Primeiro, nos EResp 1517492, quando a 1ª Seção decidiu que a União não tem competência para tributar os créditos presumidos de ICMS, pois seus valores não caracterizam lucro, renda ou receita tributável. Depois, no Tema 1182 dos recursos repetitivos, ocasião em que o colegiado reafirmou a conclusão anterior e delimitou o alcance da decisão, estabelecendo que a orientação firmada nos embargos de divergência aplicava-se especificamente ao crédito presumido de ICMS, não podendo ser estendida a outros incentivos fiscais.

A superveniência da Lei nº 14.789 – que alterou o regime de tributação das subvenções fiscais – não interfere no fundamento desses julgamentos nem altera o tratamento jurídico do crédito presumido de ICMS. Isso porque a 1ª Seção do STJ assentou que esse incentivo não pode ser objeto de tributação pela União, sob pena de violação ao pacto federativo. Esse entendimento, inclusive, vem sendo reiterado pelo próprio STJ em julgados posteriores, como no AREsp 2216657 e no REsp 2202266.

Agora, quase dez anos depois do primeiro julgamento, após consolidar o entendimento em precedente qualificado e reafirmá-lo em decisão vinculante, o mesmo órgão colegiado decidiu reabrir o debate. A 1ª Seção, que já examinou o tema duas vezes, prepara-se para apreciá-lo pela terceira vez. Esse episódio revela um problema profundo: a dificuldade de as estruturas de uniformização cumprirem a função para a qual foram concebidos.

Embargos de divergência existem para resolver dissensos internos dentro do tribunal responsável por uniformizar a aplicação do direito. Recursos repetitivos representam um estágio ainda mais robusto de consolidação jurisprudencial, pois fixam teses que vinculam os demais juízes e tribunais.

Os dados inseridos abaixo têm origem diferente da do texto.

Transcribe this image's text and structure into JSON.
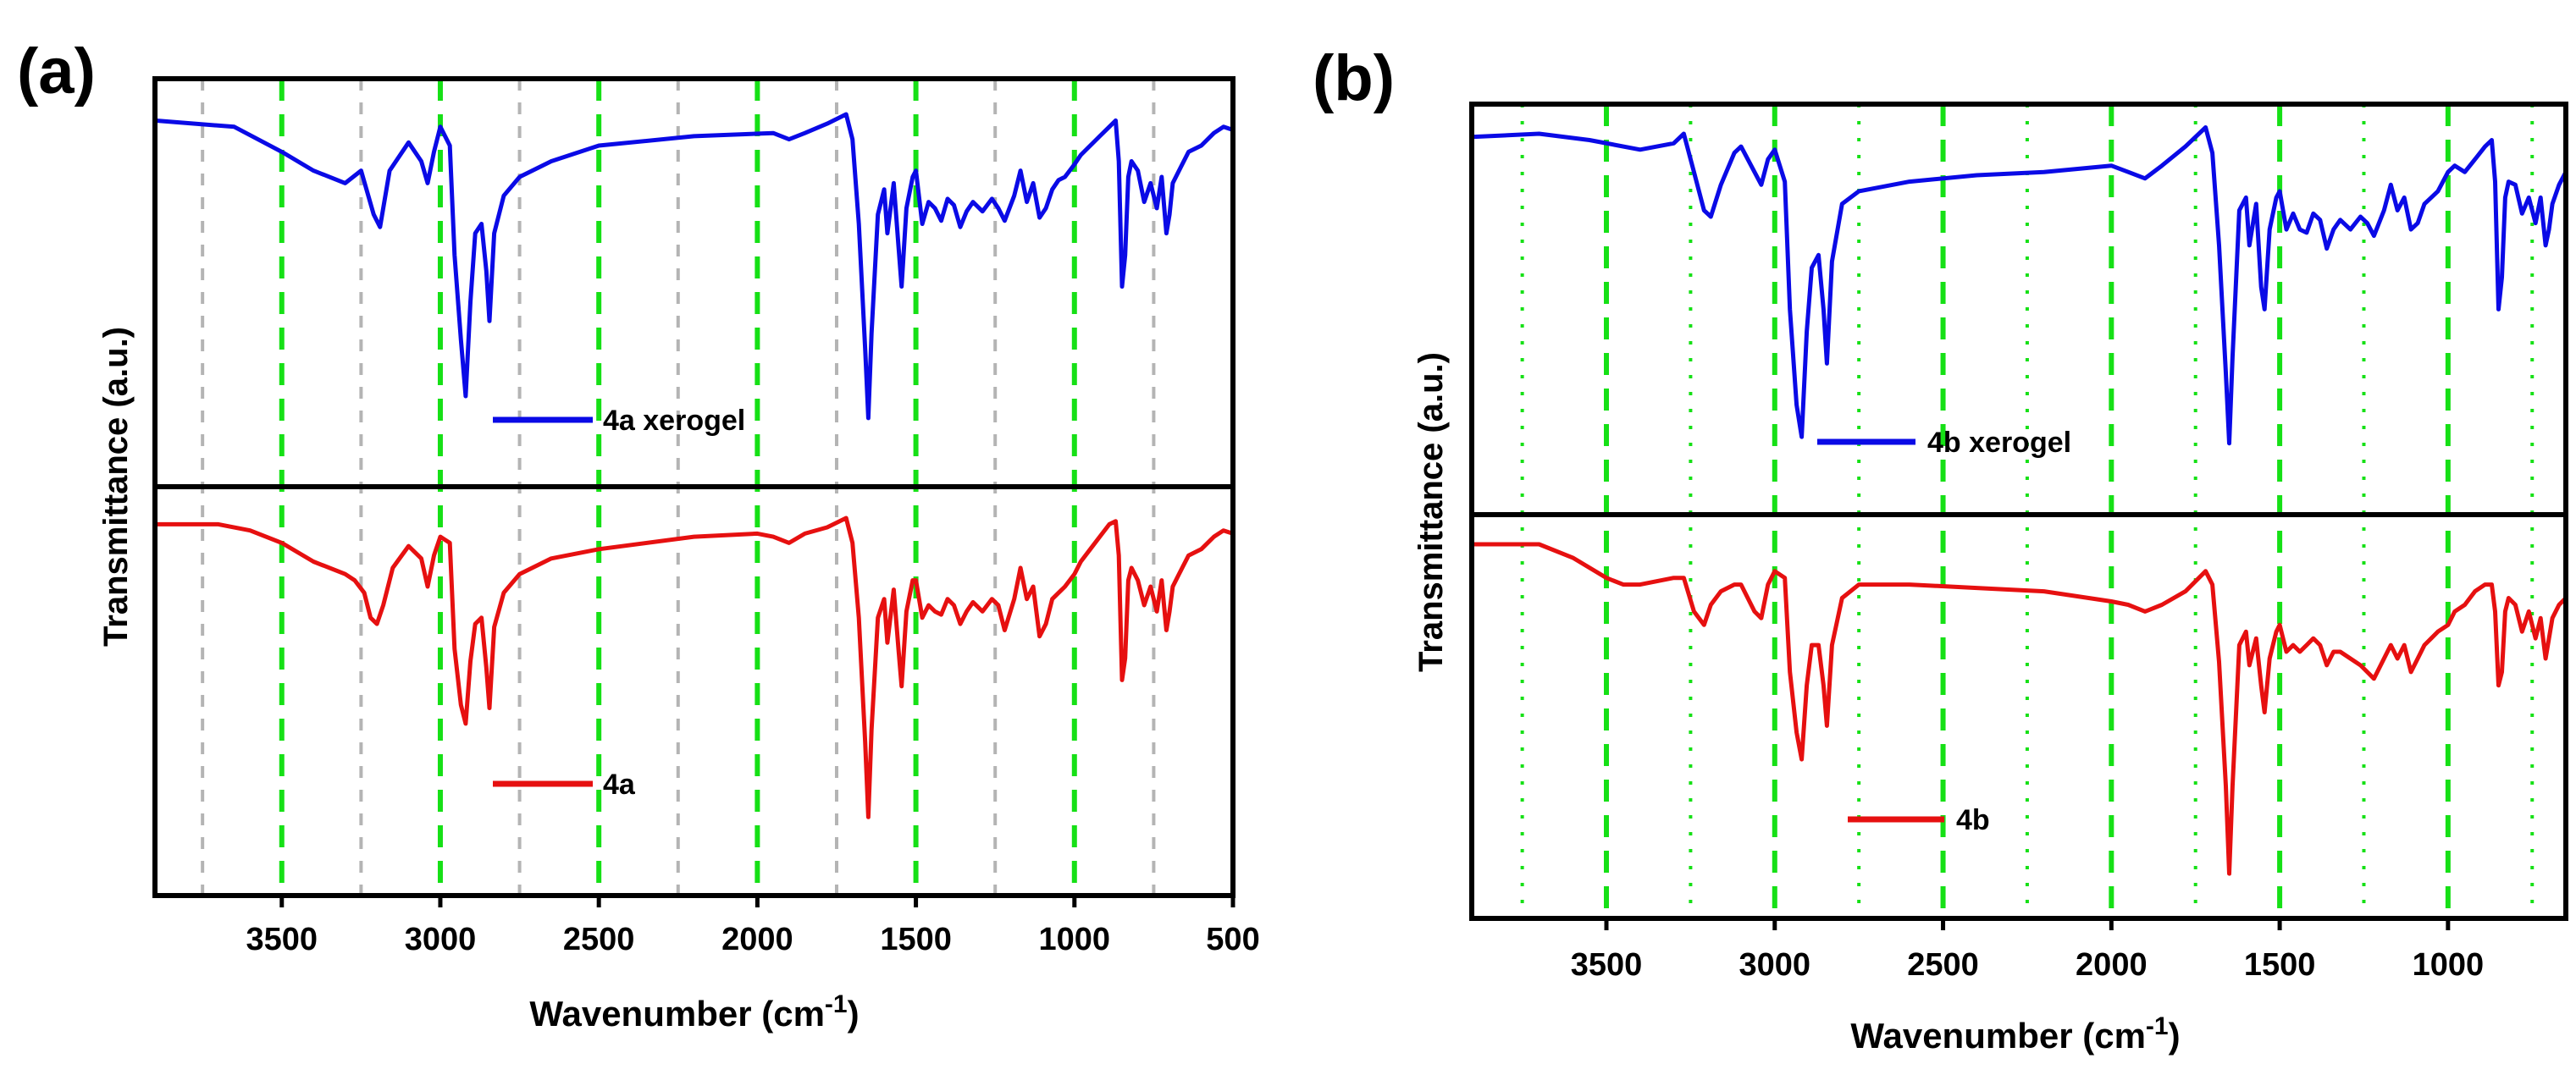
{
  "chart_data": [
    {
      "type": "line",
      "panel_label": "(a)",
      "xlabel": "Wavenumber (cm",
      "xlabel_sup": "-1",
      "xlabel_close": ")",
      "ylabel": "Transmittance (a.u.)",
      "xlim": [
        3900,
        500
      ],
      "x_reversed": true,
      "ticks": [
        "3500",
        "3000",
        "2500",
        "2000",
        "1500",
        "1000",
        "500"
      ],
      "major_gridlines": [
        3500,
        3000,
        2500,
        2000,
        1500,
        1000
      ],
      "minor_gridlines": [
        3750,
        3250,
        2750,
        2250,
        1750,
        1250,
        750
      ],
      "series": [
        {
          "name": "4a xerogel",
          "color": "#0a0ae6",
          "x": [
            3900,
            3650,
            3500,
            3400,
            3300,
            3250,
            3210,
            3190,
            3160,
            3100,
            3060,
            3040,
            3020,
            3000,
            2970,
            2955,
            2935,
            2920,
            2905,
            2890,
            2870,
            2855,
            2845,
            2830,
            2800,
            2750,
            2650,
            2500,
            2200,
            1950,
            1900,
            1850,
            1780,
            1720,
            1700,
            1680,
            1660,
            1650,
            1640,
            1620,
            1600,
            1590,
            1570,
            1555,
            1545,
            1530,
            1510,
            1500,
            1480,
            1460,
            1440,
            1420,
            1400,
            1380,
            1360,
            1340,
            1320,
            1290,
            1260,
            1240,
            1220,
            1190,
            1170,
            1150,
            1130,
            1110,
            1090,
            1070,
            1050,
            1030,
            1000,
            980,
            950,
            920,
            890,
            870,
            860,
            850,
            840,
            830,
            820,
            800,
            780,
            760,
            740,
            725,
            710,
            700,
            690,
            670,
            640,
            600,
            560,
            530,
            500
          ],
          "y": [
            0.02,
            0.04,
            0.12,
            0.18,
            0.22,
            0.18,
            0.32,
            0.36,
            0.18,
            0.09,
            0.15,
            0.22,
            0.12,
            0.04,
            0.1,
            0.45,
            0.72,
            0.9,
            0.6,
            0.38,
            0.35,
            0.5,
            0.66,
            0.38,
            0.26,
            0.2,
            0.15,
            0.1,
            0.07,
            0.06,
            0.08,
            0.06,
            0.03,
            0.0,
            0.08,
            0.35,
            0.75,
            0.97,
            0.7,
            0.32,
            0.24,
            0.38,
            0.22,
            0.42,
            0.55,
            0.3,
            0.2,
            0.18,
            0.35,
            0.28,
            0.3,
            0.34,
            0.27,
            0.29,
            0.36,
            0.31,
            0.28,
            0.31,
            0.27,
            0.3,
            0.34,
            0.26,
            0.18,
            0.28,
            0.22,
            0.33,
            0.3,
            0.24,
            0.21,
            0.2,
            0.16,
            0.13,
            0.1,
            0.07,
            0.04,
            0.02,
            0.15,
            0.55,
            0.45,
            0.2,
            0.15,
            0.18,
            0.28,
            0.22,
            0.3,
            0.2,
            0.38,
            0.32,
            0.22,
            0.18,
            0.12,
            0.1,
            0.06,
            0.04,
            0.05
          ]
        },
        {
          "name": "4a",
          "color": "#e61010",
          "x": [
            3900,
            3700,
            3600,
            3500,
            3400,
            3300,
            3270,
            3240,
            3220,
            3200,
            3180,
            3150,
            3100,
            3060,
            3040,
            3020,
            3000,
            2970,
            2955,
            2935,
            2920,
            2905,
            2890,
            2870,
            2855,
            2845,
            2830,
            2800,
            2750,
            2650,
            2500,
            2200,
            2000,
            1950,
            1900,
            1850,
            1780,
            1720,
            1700,
            1680,
            1660,
            1650,
            1640,
            1620,
            1600,
            1590,
            1570,
            1555,
            1545,
            1530,
            1510,
            1500,
            1480,
            1460,
            1440,
            1420,
            1400,
            1380,
            1360,
            1340,
            1320,
            1290,
            1260,
            1240,
            1220,
            1190,
            1170,
            1150,
            1130,
            1110,
            1090,
            1070,
            1050,
            1030,
            1000,
            980,
            950,
            920,
            890,
            870,
            860,
            850,
            840,
            830,
            820,
            800,
            780,
            760,
            740,
            725,
            710,
            700,
            690,
            670,
            640,
            600,
            560,
            530,
            500
          ],
          "y": [
            0.02,
            0.02,
            0.04,
            0.08,
            0.14,
            0.18,
            0.2,
            0.24,
            0.32,
            0.34,
            0.28,
            0.16,
            0.09,
            0.13,
            0.22,
            0.12,
            0.06,
            0.08,
            0.42,
            0.6,
            0.66,
            0.46,
            0.34,
            0.32,
            0.48,
            0.61,
            0.35,
            0.24,
            0.18,
            0.13,
            0.1,
            0.06,
            0.05,
            0.06,
            0.08,
            0.05,
            0.03,
            0.0,
            0.08,
            0.32,
            0.72,
            0.96,
            0.68,
            0.32,
            0.26,
            0.4,
            0.23,
            0.42,
            0.54,
            0.3,
            0.2,
            0.2,
            0.32,
            0.28,
            0.3,
            0.31,
            0.26,
            0.28,
            0.34,
            0.3,
            0.27,
            0.3,
            0.26,
            0.28,
            0.36,
            0.26,
            0.16,
            0.26,
            0.22,
            0.38,
            0.34,
            0.26,
            0.24,
            0.22,
            0.18,
            0.14,
            0.1,
            0.06,
            0.02,
            0.01,
            0.12,
            0.52,
            0.45,
            0.2,
            0.16,
            0.2,
            0.28,
            0.22,
            0.3,
            0.2,
            0.36,
            0.3,
            0.22,
            0.18,
            0.12,
            0.1,
            0.06,
            0.04,
            0.05
          ]
        }
      ]
    },
    {
      "type": "line",
      "panel_label": "(b)",
      "xlabel": "Wavenumber (cm",
      "xlabel_sup": "-1",
      "xlabel_close": ")",
      "ylabel": "Transmittance (a.u.)",
      "xlim": [
        3900,
        650
      ],
      "x_reversed": true,
      "ticks": [
        "3500",
        "3000",
        "2500",
        "2000",
        "1500",
        "1000"
      ],
      "major_gridlines": [
        3500,
        3000,
        2500,
        2000,
        1500,
        1000
      ],
      "minor_gridlines": [
        3750,
        3250,
        2750,
        2250,
        1750,
        1250,
        750
      ],
      "series": [
        {
          "name": "4b xerogel",
          "color": "#0a0ae6",
          "x": [
            3900,
            3700,
            3550,
            3400,
            3300,
            3270,
            3240,
            3210,
            3190,
            3160,
            3120,
            3100,
            3060,
            3040,
            3020,
            3000,
            2970,
            2955,
            2935,
            2920,
            2905,
            2890,
            2870,
            2855,
            2845,
            2830,
            2800,
            2750,
            2600,
            2400,
            2200,
            2000,
            1950,
            1900,
            1850,
            1780,
            1720,
            1700,
            1680,
            1660,
            1650,
            1640,
            1620,
            1600,
            1590,
            1570,
            1555,
            1545,
            1530,
            1510,
            1500,
            1480,
            1460,
            1440,
            1420,
            1400,
            1380,
            1360,
            1340,
            1320,
            1290,
            1260,
            1240,
            1220,
            1190,
            1170,
            1150,
            1130,
            1110,
            1090,
            1070,
            1050,
            1030,
            1000,
            980,
            950,
            920,
            890,
            870,
            860,
            850,
            840,
            830,
            820,
            800,
            780,
            760,
            740,
            725,
            710,
            700,
            690,
            670,
            650
          ],
          "y": [
            0.01,
            0.0,
            0.02,
            0.05,
            0.03,
            0.0,
            0.12,
            0.24,
            0.26,
            0.16,
            0.06,
            0.04,
            0.12,
            0.16,
            0.08,
            0.05,
            0.15,
            0.55,
            0.85,
            0.95,
            0.62,
            0.42,
            0.38,
            0.55,
            0.72,
            0.4,
            0.22,
            0.18,
            0.15,
            0.13,
            0.12,
            0.1,
            0.12,
            0.14,
            0.1,
            0.04,
            -0.02,
            0.06,
            0.35,
            0.75,
            0.97,
            0.7,
            0.24,
            0.2,
            0.35,
            0.22,
            0.48,
            0.55,
            0.3,
            0.2,
            0.18,
            0.3,
            0.25,
            0.3,
            0.31,
            0.25,
            0.27,
            0.36,
            0.3,
            0.27,
            0.3,
            0.26,
            0.28,
            0.32,
            0.24,
            0.16,
            0.24,
            0.2,
            0.3,
            0.28,
            0.22,
            0.2,
            0.18,
            0.12,
            0.1,
            0.12,
            0.08,
            0.04,
            0.02,
            0.15,
            0.55,
            0.45,
            0.2,
            0.15,
            0.16,
            0.25,
            0.2,
            0.28,
            0.2,
            0.35,
            0.3,
            0.22,
            0.16,
            0.12
          ]
        },
        {
          "name": "4b",
          "color": "#e61010",
          "x": [
            3900,
            3700,
            3600,
            3500,
            3450,
            3400,
            3300,
            3270,
            3240,
            3210,
            3190,
            3160,
            3120,
            3100,
            3060,
            3040,
            3020,
            3000,
            2970,
            2955,
            2935,
            2920,
            2905,
            2890,
            2870,
            2855,
            2845,
            2830,
            2800,
            2750,
            2600,
            2400,
            2200,
            2000,
            1950,
            1900,
            1850,
            1780,
            1720,
            1700,
            1680,
            1660,
            1650,
            1640,
            1620,
            1600,
            1590,
            1570,
            1555,
            1545,
            1530,
            1510,
            1500,
            1480,
            1460,
            1440,
            1420,
            1400,
            1380,
            1360,
            1340,
            1320,
            1290,
            1260,
            1240,
            1220,
            1190,
            1170,
            1150,
            1130,
            1110,
            1090,
            1070,
            1050,
            1030,
            1000,
            980,
            950,
            920,
            890,
            870,
            860,
            850,
            840,
            830,
            820,
            800,
            780,
            760,
            740,
            725,
            710,
            700,
            690,
            670,
            650
          ],
          "y": [
            0.0,
            0.0,
            0.04,
            0.1,
            0.12,
            0.12,
            0.1,
            0.1,
            0.2,
            0.24,
            0.18,
            0.14,
            0.12,
            0.12,
            0.2,
            0.22,
            0.12,
            0.08,
            0.1,
            0.38,
            0.56,
            0.64,
            0.42,
            0.3,
            0.3,
            0.42,
            0.54,
            0.3,
            0.16,
            0.12,
            0.12,
            0.13,
            0.14,
            0.17,
            0.18,
            0.2,
            0.18,
            0.14,
            0.08,
            0.12,
            0.35,
            0.72,
            0.98,
            0.72,
            0.3,
            0.26,
            0.36,
            0.28,
            0.42,
            0.5,
            0.34,
            0.26,
            0.24,
            0.32,
            0.3,
            0.32,
            0.3,
            0.28,
            0.3,
            0.36,
            0.32,
            0.32,
            0.34,
            0.36,
            0.38,
            0.4,
            0.34,
            0.3,
            0.34,
            0.3,
            0.38,
            0.34,
            0.3,
            0.28,
            0.26,
            0.24,
            0.2,
            0.18,
            0.14,
            0.12,
            0.12,
            0.2,
            0.42,
            0.38,
            0.2,
            0.16,
            0.18,
            0.26,
            0.2,
            0.28,
            0.22,
            0.34,
            0.28,
            0.22,
            0.18,
            0.16
          ]
        }
      ]
    }
  ]
}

Essa nova afetação coloca o sistema diante de um dilema. Se o tribunal reafirmar a orientação anteriormente fixada, terá apenas repetido, pela terceira vez, algo que já havia sido decidido duas vezes, o que evidencia que os mecanismos criados para garantir previsibilidade não produziram o efeito esperado. Se, por outro lado, revisar a posição anteriormente firmada, a consequência pode ser ainda mais delicada: decisões tomadas nos instrumentos de uniformização deixariam de oferecer o grau de confiança que o próprio ordenamento promete.

Em qualquer cenário, o episódio revela uma disfunção jurídica: ferramentas instituídas para encerrar divergências passam a ser utilizadas para reabrir a própria controvérsia que deveriam ter resolvido.

O problema não está na possibilidade de revisão da jurisprudência. Nenhum sistema jurídico pode prescindir da capacidade de rever seus próprios entendimentos. A dificuldade surge quando essa revisão ocorre antes mesmo que os mecanismos destinados a consolidar a jurisprudência tenham conseguido produzir aquilo que justificou sua criação: a aplicação uniforme da orientação adotada.

É o que se verifica quando, depois de quase uma década, o tribunal encarregado de uniformizar a interpretação da lei decide reabrir o debate para reuniformizar o que ainda não se uniformizou, evidenciando a distância entre o mundo normativo e a realidade.

O direito é, por definição, um sistema prescritivo: estabelece aquilo que deve ser. Quando as consequências previstas no ordenamento não se realizam, as categorias jurídicas passam a existir apenas como construções normativas desprovidas de efetividade.

Nesse contexto, percebe-se que o instituto permanece formalmente em vigor, mas os efeitos que deveria desencadear simplesmente não se realizam.

Se decisões qualificadas deixam de estabilizar a interpretação da lei, o comportamento dos próprios agentes passa a se ajustar a essa instabilidade. A sociedade deixa de confiar na definitividade dos precedentes, a litigiosidade se prolonga e o planejamento jurídico perde consistência. Em vez de encerrar controvérsias, o sistema passa a incorporá-las como parte permanente do seu funcionamento.

O resultado é que a promessa de segurança jurídica começa a perder densidade institucional. O que deveria funcionar como garantia de confiança transforma-se em mais um elemento de incerteza e desconfiança.

A discussão sobre a tributação do crédito presumido de ICMS no STJ oferece uma imagem quase literária dessa situação. No imaginário clássico, a fênix renasce das próprias cinzas. Aqui ocorre algo mais curioso: a controvérsia sequer chegou a morrer – e já foi ressuscitada.